Just more examples of the power of evolution.
However, this study found:
The moths’ ultrasound production clearly confused the bats, according to researchers, who reported that bats faced with sonar-jamming moths often tried to catch moths from empty air, apparently because the moths’ ultrasound signals had left the bats confused about the actual location of their prey. This kept working over several repetitions of the experiment with the same bats. For the researchers, this confirmed that moths were actually jamming bats’ sonar in order to escape, not just trying to startle them or mimic another, less tasty, moth.
https://www.gizmodo.com.au/2015/05/moths-rub-their-genitals-...
Which obviously goes to show there are many different types of weird an wonderful interactions going on between bats and moths.
https://steveblank.com/2009/03/23/if-i-told-you-i%E2%80%99d-...
That could increase the odds that they'd eventually stumble upon things like this anti-sonar texturing, and that more advanced versions of it would start to appear. Maybe it could also have a role in the infamous peppered moth/pollution story.
And by contrast, maybe nature would also select for extreme resiliency of critical genes, like ones related to heart function and efficiency of resource use, so that they'd be less sensitive to generational variation.
I'm sure this could all still be explained even without that, but it's interesting to think about.

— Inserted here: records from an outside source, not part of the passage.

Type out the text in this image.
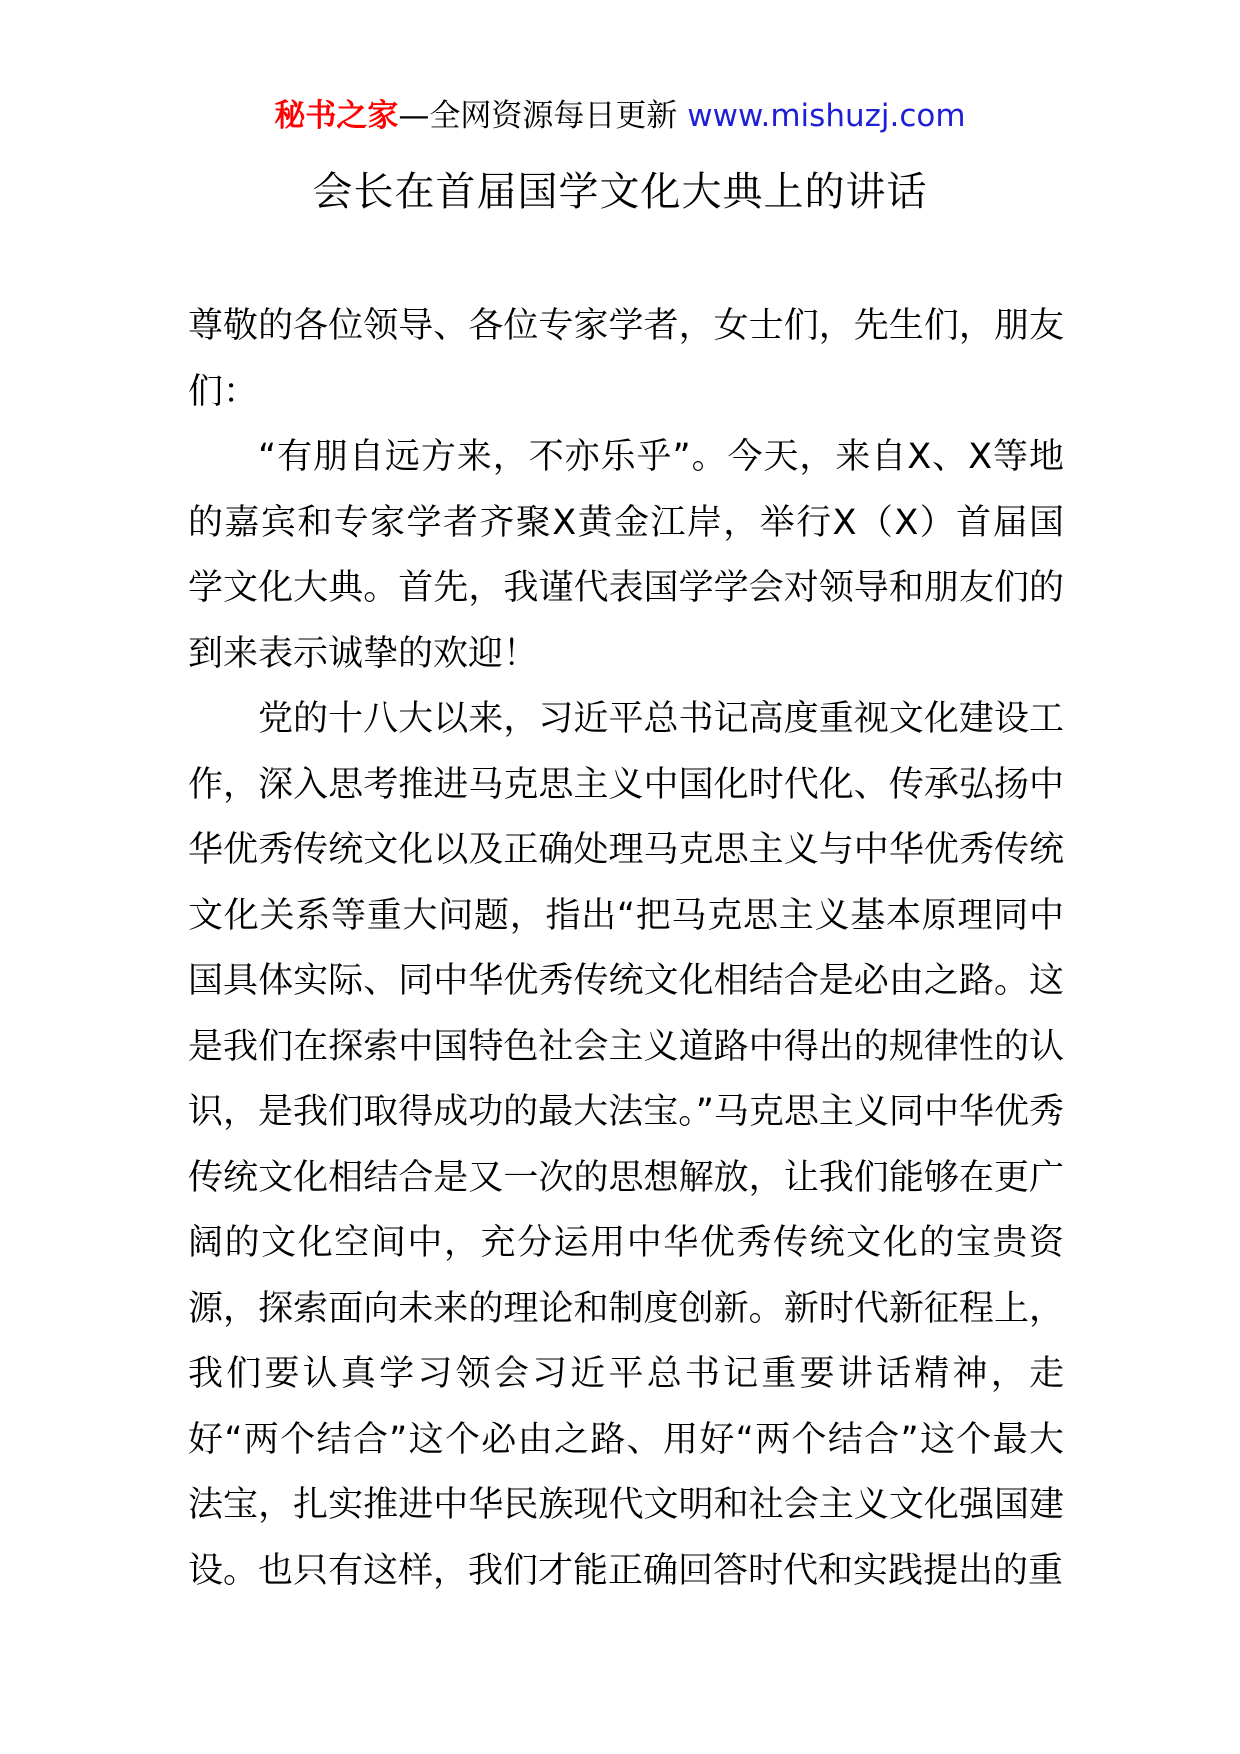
秘书之家—全网资源每日更新 www.mishuzj.com
会长在首届国学文化大典上的讲话

尊敬的各位领导、各位专家学者，女士们，先生们，朋友们：

“有朋自远方来，不亦乐乎”。今天，来自X、X等地的嘉宾和专家学者齐聚X黄金江岸，举行X（X）首届国学文化大典。首先，我谨代表国学学会对领导和朋友们的到来表示诚挚的欢迎！

党的十八大以来，习近平总书记高度重视文化建设工作，深入思考推进马克思主义中国化时代化、传承弘扬中华优秀传统文化以及正确处理马克思主义与中华优秀传统文化关系等重大问题，指出“把马克思主义基本原理同中国具体实际、同中华优秀传统文化相结合是必由之路。这是我们在探索中国特色社会主义道路中得出的规律性的认识，是我们取得成功的最大法宝。”马克思主义同中华优秀传统文化相结合是又一次的思想解放，让我们能够在更广阔的文化空间中，充分运用中华优秀传统文化的宝贵资源，探索面向未来的理论和制度创新。新时代新征程上，我们要认真学习领会习近平总书记重要讲话精神，走好“两个结合”这个必由之路、用好“两个结合”这个最大法宝，扎实推进中华民族现代文明和社会主义文化强国建设。也只有这样，我们才能正确回答时代和实践提出的重
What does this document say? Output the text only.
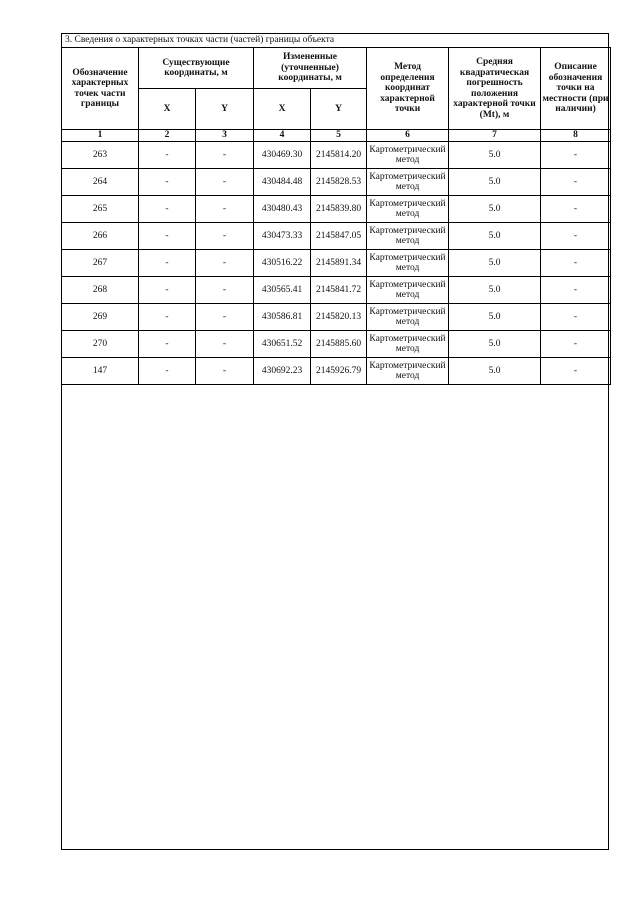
3. Сведения о характерных точках части (частей) границы объекта
Обозначение характерных точек части границы	Существующие координаты, м		Измененные (уточненные) координаты, м		Метод определения координат характерной точки	Средняя квадратическая погрешность положения характерной точки (Mt), м	Описание обозначения точки на местности (при наличии)
	X	Y	X	Y			
1	2	3	4	5	6	7	8
263	-	-	430469.30	2145814.20	Картометрический метод	5.0	-
264	-	-	430484.48	2145828.53	Картометрический метод	5.0	-
265	-	-	430480.43	2145839.80	Картометрический метод	5.0	-
266	-	-	430473.33	2145847.05	Картометрический метод	5.0	-
267	-	-	430516.22	2145891.34	Картометрический метод	5.0	-
268	-	-	430565.41	2145841.72	Картометрический метод	5.0	-
269	-	-	430586.81	2145820.13	Картометрический метод	5.0	-
270	-	-	430651.52	2145885.60	Картометрический метод	5.0	-
147	-	-	430692.23	2145926.79	Картометрический метод	5.0	-
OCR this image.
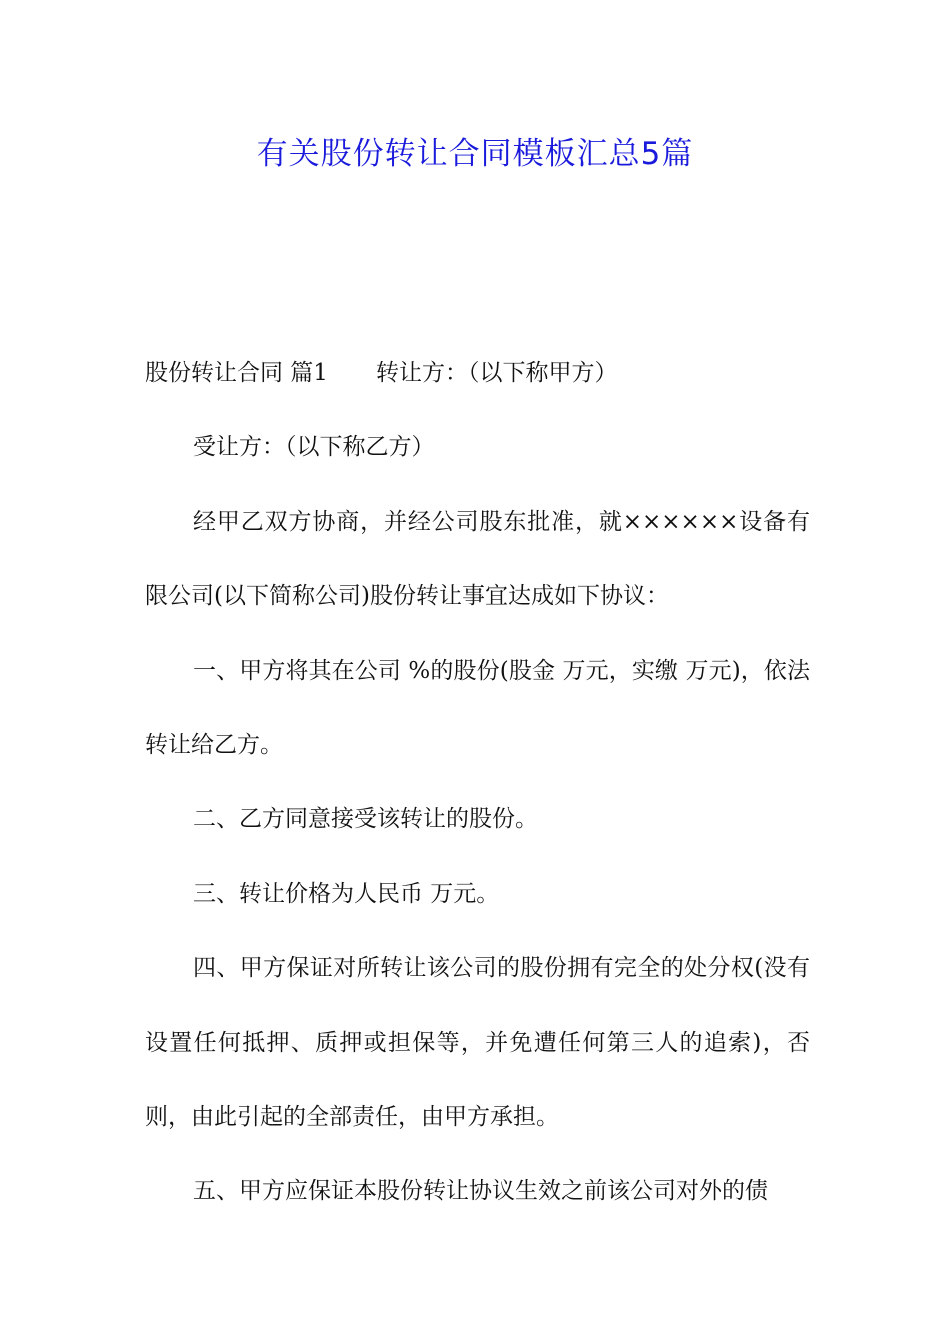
有关股份转让合同模板汇总5篇

股份转让合同 篇1 转让方：（以下称甲方）

受让方：（以下称乙方）

经甲乙双方协商，并经公司股东批准，就××××××设备有限公司(以下简称公司)股份转让事宜达成如下协议：

一、甲方将其在公司 %的股份(股金 万元，实缴 万元)，依法转让给乙方。

二、乙方同意接受该转让的股份。

三、转让价格为人民币 万元。

四、甲方保证对所转让该公司的股份拥有完全的处分权(没有设置任何抵押、质押或担保等，并免遭任何第三人的追索)，否则，由此引起的全部责任，由甲方承担。

五、甲方应保证本股份转让协议生效之前该公司对外的债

Your whitepaper definitely makes a lot of sense to me. Has there been a lot of other research done on this?
In any given population there is natural variation: fastest moth, hairiest moth, whitest moth, etc. After evolutionary pressure is applied, the other moths are preferentially devoured, and the hairiest moth becomes the dominant variation with the most offspring.
For a similar historic account, read about the black form of the peppered moth which rapidly took over the moth population, caused by evolutionary pressure + single mutation in the year 1819.
https://www.bbc.com/news/science-environment-36424768
It's absolutely trivial. You just start with light sensitive skin. Then evolve a cavity to create a pinhole lens and then finally fill the hole with a lens. Making the eyeball move is optional but shouldn't be too tricky.
[0] https://www.pnas.org/content/early/2020/11/17/2014531117
This pavillion is the largest object on which VB was used to my knowledge: https://www.youtube.com/watch?v=xxkvKJmlyHQ
However, it's hard to imagine VB being grown on it instead of sprayed, and the next-largest candidate seems to be the BMW X6.